Driverless car trials to start in summer, though roadgoing models 'a few years away'
15 March 2016
Author: Daniel Puddicombe
Fully autonomous vehicles are still "a few years away" thanks to the challenges of making them compatible with vehicles driven by humans.
This comes from Nick Reed, academy director at Transport Research Laboratory and the technical lead for the £8m Government-backed Gateway driverless car project, for which preliminary work has already started to take place in Greenwich, South-East London.
Speaking exclusively to BusinessCar, Reed explained that the "complexity of traffic, pedestrians, weather and the nature of the vehicles operating amongst regular, manually driven vehicles" means that driverless cars aren't going to be hitting the roads for several years.
Reed added that there are "still a few hurdles to overcome" and that it is "really critical to understand how automated vehicles can operate in a way that is compatible with human-driven vehicles", citing a recent incident in California where a driverless Google car collided with a bus.
Driverless pods (see picture above), based on Heathrow airport shuttles, will however be making their debut in Greenwich in the summer - albeit on pedestrianised pathways, rather than public roads, although Reed did indicate the possibility of the vehicles using private roads for small stretches.

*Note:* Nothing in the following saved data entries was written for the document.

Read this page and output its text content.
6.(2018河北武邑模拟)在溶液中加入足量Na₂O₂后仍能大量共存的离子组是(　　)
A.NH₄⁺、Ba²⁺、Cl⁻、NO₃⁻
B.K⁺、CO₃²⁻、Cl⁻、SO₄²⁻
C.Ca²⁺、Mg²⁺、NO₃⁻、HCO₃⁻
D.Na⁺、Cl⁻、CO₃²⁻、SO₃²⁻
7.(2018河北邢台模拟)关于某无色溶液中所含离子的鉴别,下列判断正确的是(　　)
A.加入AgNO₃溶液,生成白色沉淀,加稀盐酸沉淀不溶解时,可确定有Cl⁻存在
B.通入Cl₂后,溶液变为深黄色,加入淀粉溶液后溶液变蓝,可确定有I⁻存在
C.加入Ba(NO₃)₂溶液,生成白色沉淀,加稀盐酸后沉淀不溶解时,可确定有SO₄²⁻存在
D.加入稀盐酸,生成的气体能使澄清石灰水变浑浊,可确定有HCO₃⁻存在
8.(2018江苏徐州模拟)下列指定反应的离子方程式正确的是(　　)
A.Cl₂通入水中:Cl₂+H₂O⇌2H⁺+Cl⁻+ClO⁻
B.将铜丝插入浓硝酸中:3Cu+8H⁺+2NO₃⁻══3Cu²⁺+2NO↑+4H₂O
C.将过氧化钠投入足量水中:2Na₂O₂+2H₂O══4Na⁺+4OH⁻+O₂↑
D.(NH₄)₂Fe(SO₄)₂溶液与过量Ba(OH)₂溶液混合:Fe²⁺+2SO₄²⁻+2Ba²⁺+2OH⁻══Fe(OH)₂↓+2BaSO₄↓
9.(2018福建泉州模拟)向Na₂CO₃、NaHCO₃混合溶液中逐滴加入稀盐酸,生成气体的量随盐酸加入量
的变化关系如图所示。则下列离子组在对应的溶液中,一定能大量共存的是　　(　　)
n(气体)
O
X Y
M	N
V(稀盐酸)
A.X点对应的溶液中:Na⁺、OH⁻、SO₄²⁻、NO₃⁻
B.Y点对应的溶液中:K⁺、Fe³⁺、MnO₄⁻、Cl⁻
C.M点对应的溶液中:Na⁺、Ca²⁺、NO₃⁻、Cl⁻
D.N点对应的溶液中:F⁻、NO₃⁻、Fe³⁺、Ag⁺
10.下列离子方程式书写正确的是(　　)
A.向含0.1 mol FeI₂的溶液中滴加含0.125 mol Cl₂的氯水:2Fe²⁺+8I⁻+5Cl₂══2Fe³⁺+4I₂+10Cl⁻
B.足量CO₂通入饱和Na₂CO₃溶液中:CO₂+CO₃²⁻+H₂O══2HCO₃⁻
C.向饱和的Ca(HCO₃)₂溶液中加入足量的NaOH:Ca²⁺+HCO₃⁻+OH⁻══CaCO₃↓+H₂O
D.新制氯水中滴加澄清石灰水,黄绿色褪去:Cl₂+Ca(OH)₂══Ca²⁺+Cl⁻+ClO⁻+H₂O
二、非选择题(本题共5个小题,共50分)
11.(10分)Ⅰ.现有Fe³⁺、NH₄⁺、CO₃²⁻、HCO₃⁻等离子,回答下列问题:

According to Reed, the pods will be able to travel at speeds of up to 40kph (25mph), although TRL will be running them at 15kph (9.3mph) to comply with the code of practice for the testing of autonomous vehicles.
The vehicles will be able to seat six people and will run from 9am to 5pm on a single charge.
The eight vehicles in the test fleet will all have a 'steward' onboard, "to intervene if the vehicle is not behaving itself", with Gateway staff able to attach controls for a driver to manually move the vehicles in the event of a malfunction.
TRL is currently inviting participants to try the shuttles in order to assess how their attitudes towards automated vehicles change after a journey.
Reed told BusinessCar there will be a range of demographics represented during these early tests, including young people, commuters, disabled users and older travellers.
Following what Reed calls the 'invited testing phase' - which is expected to last between three and six months - Londoners will be able to hail the vehicles for free using a smartphone app.